You can use the Kubernetes event log or Container Insights to monitor the progression of cordon, drain, and eviction for freeze events. For more information, see Use Kubernetes events for troubleshooting.

The following events appear during the drain and eviction process:

Event Description
VMEventScheduled Marks the start of the scheduled VM event lifecycle for the node.
FreezeScheduled Indicates a freeze event is scheduled, including the scheduled time.
NodeCordonStart The node cordon begins, approximately five minutes before the scheduled event.
NodeCordonEnd The node cordon completes.
NodeDrainStart The drain begins and labeled pods start being evicted.
Evicted A pod event that shows the specific pod that was evicted.
FailedToEvict A pod event that indicates a pod failed to evict for any reason.
NodeDrainEnd The drain completes when labeled pods are evicted.
NoVMEventScheduled When no scheduled events are found for the node.
NodeUncordonStart After the freeze event finishes, the node uncordon begins.
NodeUncordonEnd The node uncordon completes and the node is schedulable again.

If failures occur at any step, a separate error event is logged. For example, a NodeDrainError event appears with details in the event message.

If you see FreezeScheduled events but no NodeCordonStart events, the cluster-level ConfigMap might not be applied correctly.
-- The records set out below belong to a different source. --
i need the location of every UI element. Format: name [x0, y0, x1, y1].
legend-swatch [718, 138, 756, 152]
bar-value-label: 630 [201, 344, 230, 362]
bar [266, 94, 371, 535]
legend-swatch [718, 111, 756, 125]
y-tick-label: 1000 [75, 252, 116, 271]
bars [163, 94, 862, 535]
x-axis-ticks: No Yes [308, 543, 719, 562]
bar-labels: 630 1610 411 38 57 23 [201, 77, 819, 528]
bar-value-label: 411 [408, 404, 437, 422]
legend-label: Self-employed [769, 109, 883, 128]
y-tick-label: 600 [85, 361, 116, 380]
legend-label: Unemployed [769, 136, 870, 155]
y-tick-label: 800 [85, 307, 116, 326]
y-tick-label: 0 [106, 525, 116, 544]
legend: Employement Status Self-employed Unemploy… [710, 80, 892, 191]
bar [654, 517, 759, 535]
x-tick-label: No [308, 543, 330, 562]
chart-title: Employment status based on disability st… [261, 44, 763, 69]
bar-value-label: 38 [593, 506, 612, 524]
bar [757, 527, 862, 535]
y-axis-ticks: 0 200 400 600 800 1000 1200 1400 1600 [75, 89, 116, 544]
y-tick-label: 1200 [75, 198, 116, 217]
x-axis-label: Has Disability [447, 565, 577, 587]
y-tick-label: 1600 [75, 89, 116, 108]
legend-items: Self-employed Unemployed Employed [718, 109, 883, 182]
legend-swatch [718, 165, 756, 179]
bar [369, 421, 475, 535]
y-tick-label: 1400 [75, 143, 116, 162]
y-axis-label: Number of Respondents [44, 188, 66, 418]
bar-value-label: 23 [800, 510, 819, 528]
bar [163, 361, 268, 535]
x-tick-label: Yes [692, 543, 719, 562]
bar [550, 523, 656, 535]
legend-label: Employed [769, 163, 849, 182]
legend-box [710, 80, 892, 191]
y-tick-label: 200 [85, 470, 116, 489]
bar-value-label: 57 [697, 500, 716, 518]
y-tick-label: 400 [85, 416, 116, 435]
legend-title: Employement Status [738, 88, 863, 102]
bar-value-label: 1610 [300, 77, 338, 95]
If you see cordon events but labeled pods aren't being evicted, verify that the pods carry the remediator.kubernetes.azure.com/onFreeze label and that the PDB allowed eviction at the time of the event.

Verify the ConfigMap

Confirm that the cluster-level ConfigMap is correctly applied by running the following command:

kubectl describe configmap remediator-config -n kube-system

Compare the output with the configuration described in Enable node cordoning for freeze events.

Verify pod labels

Confirm that the pods you want evicted have the correct label by running the following command:

kubectl get pods --show-labels -o wide

Verify that the remediator.kubernetes.azure.com/onFreeze label appears on the expected pods and that the pods are running on the target nodes. Pods without this label aren't evicted during the drain phase.

Verify Pod Disruption Budgets

Confirm that your PDBs allow eviction at the time of the scheduled event:

kubectl get pdb

If the PDB doesn't allow disruption, the eviction fails even if the pod is correctly labeled.

Limitations

  • You can't trigger or simulate freeze events directly. However, freeze events are common in canary environments. To evaluate this feature, create clusters in the eastus2euap or centraluseuap regions.
  • The ConfigMap is read every 30 minutes, so configuration changes might not be applied immediately.
  • Eviction depends on Pod Disruption Budgets. If a PDB doesn't allow disruption, eviction fails.